Modeling Transport of Transition Metal Solutes in different Porous Media under a non-uniform Magnetic Field

Magnetic particles in solution are reported to form clusters when subjected to a non-uniform magnetic field during Magnetophoresis. Magnetophoresis finds application in drug delivery (magnetic targeting), bio-catalysis, pollution capture, extraction, and protein isolation. Previous experimental studies showed that paramagnetic and diamagnetic metal ion systems undergo magnetophoresis in a porous medium under the influence of a non-uniform magnetic field of a permanent magnet.
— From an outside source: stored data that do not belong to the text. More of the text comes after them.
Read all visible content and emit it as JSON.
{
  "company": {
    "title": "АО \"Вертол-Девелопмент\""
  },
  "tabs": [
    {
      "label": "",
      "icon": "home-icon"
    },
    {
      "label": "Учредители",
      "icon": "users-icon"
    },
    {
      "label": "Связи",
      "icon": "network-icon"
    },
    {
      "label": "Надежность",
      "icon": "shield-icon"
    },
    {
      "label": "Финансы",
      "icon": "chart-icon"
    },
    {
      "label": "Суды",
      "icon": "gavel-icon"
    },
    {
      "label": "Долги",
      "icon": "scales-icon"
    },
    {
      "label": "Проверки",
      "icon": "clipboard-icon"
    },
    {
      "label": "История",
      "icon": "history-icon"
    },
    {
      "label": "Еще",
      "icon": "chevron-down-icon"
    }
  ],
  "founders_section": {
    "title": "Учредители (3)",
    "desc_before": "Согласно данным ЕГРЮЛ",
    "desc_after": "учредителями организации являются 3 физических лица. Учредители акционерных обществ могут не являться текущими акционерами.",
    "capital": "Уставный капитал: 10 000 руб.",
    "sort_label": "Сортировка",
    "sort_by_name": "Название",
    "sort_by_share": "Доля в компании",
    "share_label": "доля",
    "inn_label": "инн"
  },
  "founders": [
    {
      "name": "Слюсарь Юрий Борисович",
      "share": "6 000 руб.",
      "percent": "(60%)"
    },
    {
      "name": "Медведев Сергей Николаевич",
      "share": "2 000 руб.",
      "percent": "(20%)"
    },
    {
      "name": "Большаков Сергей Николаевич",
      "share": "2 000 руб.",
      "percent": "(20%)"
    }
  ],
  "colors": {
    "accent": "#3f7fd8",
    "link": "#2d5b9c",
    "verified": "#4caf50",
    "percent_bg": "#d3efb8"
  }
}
In this work, we present a Multiphysics numerical simulation to provide an in-depth understanding of the experimental results. Our numerical simulations indicate that both the paramagnetic and diamagnetic ions may form clusters of sub-micrometer size under influence of the magnetic field. Also, with same porosity, the porous media's pore size has been observed to influence the amount of enrichment or depletion of the magnetic particles. Additionally, we examined the impact of magnetic diffusion and magnetic convection fluxes and observe that the magnetic convection flux is dominant during magnetomigration. Furthermore, our simulations suggest that the cluster size is a function of time and magnetic susceptibility of the ions, and the effect of pore size could be understood in the context of friction between the cluster and the solid walls of the porous media. We provide an approximate form of cluster size and friction factor coefficient by fitting the simulations to experimental results.